Xu Ping asintió con la cabeza y cogió la cámara. Era una familia de tres que habían salido a la aventura por el buen tiempo que hacía. El niño se colgaba del cuello de su madre quien, a su vez, lo cogía en brazos.
‒¡Listos! ¡Uno, dos, tres!
La pareja sonrió a la cuenta de tres, pero el niñito empezó una pataleta sin venir a cuento.
‒¿Qué pasa? ¿No te encuentras bien? ‒ Inquirió la madre.
‒¡Bingtanghulu[1]! ‒ Chilló el bebé.
‒Sí, sí, sí. Ahora te compro uno. ‒ Le prometió la madre.
‒¡No! ¡Siempre le das todo lo que pide! Ni siquiera podemos salir de paseo sin tenerlo que llevar en brazos. Cada vez que ve algo que quiere comer empieza a llorar. Y si se vuelve una manía suya, ¿qué? ¿Eh?
‒¡Hey! ¡Anda ya! Lo que te pasa es que no quieres gastar dinero. ¡Todavía es un bebé! ¿Por qué no puede comer un tanghulu? ¡No te preocupes, si tan rácano eres ya lo compro yo!  ‒ La mujer de apariencia tierna empezó a regañar a su marido de repente.

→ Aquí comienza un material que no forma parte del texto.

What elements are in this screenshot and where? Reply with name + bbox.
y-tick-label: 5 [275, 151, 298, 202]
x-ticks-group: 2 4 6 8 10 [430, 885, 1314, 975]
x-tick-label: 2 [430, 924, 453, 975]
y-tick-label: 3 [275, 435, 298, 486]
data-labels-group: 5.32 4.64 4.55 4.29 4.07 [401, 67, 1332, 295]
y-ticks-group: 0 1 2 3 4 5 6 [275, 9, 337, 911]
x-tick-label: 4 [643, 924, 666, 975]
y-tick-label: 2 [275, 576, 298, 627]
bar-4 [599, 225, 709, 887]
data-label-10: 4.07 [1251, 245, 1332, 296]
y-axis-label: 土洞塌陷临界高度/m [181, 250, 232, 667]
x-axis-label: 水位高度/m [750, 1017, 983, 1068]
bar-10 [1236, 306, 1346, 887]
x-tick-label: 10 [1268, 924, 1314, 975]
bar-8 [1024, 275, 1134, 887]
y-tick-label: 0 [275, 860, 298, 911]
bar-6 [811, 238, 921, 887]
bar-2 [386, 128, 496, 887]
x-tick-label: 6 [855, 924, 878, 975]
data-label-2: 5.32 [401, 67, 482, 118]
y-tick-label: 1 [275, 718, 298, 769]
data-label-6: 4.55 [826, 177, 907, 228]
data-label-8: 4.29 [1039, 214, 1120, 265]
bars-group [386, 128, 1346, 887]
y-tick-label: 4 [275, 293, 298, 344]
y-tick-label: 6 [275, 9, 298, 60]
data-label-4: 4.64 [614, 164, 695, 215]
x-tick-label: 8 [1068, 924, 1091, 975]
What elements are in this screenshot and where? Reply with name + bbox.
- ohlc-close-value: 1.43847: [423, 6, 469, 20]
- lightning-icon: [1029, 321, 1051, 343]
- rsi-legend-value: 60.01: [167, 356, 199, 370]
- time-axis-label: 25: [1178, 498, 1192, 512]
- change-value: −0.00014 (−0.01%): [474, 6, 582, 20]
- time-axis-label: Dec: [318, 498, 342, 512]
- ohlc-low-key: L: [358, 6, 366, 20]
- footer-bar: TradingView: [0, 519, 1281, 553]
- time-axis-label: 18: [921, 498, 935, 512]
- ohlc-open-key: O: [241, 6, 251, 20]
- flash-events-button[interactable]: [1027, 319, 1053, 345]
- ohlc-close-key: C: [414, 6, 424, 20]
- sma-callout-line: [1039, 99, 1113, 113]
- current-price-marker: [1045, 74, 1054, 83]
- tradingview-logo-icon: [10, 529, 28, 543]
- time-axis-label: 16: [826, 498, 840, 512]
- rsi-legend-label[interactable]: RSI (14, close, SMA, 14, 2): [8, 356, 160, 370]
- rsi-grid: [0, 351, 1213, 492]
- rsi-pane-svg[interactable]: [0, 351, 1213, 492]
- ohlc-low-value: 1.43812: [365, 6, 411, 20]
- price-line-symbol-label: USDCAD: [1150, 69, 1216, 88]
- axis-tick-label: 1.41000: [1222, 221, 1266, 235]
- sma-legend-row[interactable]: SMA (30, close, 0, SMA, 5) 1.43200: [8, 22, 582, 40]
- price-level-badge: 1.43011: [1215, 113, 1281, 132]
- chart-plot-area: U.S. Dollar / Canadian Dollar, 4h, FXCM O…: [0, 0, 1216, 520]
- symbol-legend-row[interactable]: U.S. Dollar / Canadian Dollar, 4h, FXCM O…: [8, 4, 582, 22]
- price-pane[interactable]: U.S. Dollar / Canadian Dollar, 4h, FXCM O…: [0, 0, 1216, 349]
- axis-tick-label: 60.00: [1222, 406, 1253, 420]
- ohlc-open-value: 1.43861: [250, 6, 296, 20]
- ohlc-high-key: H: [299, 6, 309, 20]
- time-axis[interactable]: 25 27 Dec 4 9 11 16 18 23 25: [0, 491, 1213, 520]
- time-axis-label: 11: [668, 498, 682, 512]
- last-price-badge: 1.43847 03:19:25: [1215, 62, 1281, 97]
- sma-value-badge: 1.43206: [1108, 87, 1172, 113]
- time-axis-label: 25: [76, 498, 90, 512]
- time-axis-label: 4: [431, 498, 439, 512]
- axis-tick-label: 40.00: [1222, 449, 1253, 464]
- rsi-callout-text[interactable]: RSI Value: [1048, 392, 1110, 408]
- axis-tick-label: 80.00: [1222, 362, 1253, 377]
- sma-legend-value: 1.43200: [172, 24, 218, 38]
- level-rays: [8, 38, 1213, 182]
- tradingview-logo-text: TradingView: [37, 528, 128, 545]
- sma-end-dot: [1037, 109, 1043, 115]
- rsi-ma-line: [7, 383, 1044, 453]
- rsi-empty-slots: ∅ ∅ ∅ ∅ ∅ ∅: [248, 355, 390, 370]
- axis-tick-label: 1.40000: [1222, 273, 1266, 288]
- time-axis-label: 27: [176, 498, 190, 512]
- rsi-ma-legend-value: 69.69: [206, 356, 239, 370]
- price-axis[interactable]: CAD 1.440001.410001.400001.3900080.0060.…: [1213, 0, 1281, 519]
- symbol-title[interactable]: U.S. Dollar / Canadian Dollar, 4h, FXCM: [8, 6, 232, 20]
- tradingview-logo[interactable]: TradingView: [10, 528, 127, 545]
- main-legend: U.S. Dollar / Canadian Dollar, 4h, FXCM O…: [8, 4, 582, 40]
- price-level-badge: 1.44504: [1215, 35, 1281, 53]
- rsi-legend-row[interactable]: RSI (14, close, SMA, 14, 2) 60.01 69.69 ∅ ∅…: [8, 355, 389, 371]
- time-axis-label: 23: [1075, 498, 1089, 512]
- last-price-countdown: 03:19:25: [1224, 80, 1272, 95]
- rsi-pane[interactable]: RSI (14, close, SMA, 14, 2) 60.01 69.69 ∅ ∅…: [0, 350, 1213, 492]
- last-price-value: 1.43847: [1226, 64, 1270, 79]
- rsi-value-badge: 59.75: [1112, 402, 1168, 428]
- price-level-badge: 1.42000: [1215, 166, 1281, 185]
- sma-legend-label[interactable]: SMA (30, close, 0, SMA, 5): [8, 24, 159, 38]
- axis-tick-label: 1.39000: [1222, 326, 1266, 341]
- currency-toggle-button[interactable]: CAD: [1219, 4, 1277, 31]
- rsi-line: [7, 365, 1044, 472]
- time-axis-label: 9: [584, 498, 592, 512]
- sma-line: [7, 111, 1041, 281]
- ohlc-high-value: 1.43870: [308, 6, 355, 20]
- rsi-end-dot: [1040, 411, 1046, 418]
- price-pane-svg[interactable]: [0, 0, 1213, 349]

‒¡¿Y tú qué sabes?! ¡¿Rácano?! ¡Sólo quiero educarle bien! ¡Mimarle demasiado no es bueno! ¿Lo pillas?
Cuando su disputa empezaba a ponerse seria, el bebé chilló y los padres dejaron todo para tranquilizarle. Xu Ping sintió una oleada de soledad viéndolos. Xu Zheng creaba un torbellino allá donde fuera; le absorbía las emociones y todas sus energías, le quitaba el aire. ¿Con quién podía compartir este dolor?
Se quedó de pie en el camino, sin lugar al que ir.


[1] El tanhulu (糖葫芦) es un aperitivo chino que consiste en un pinchito de fruta caramelizada.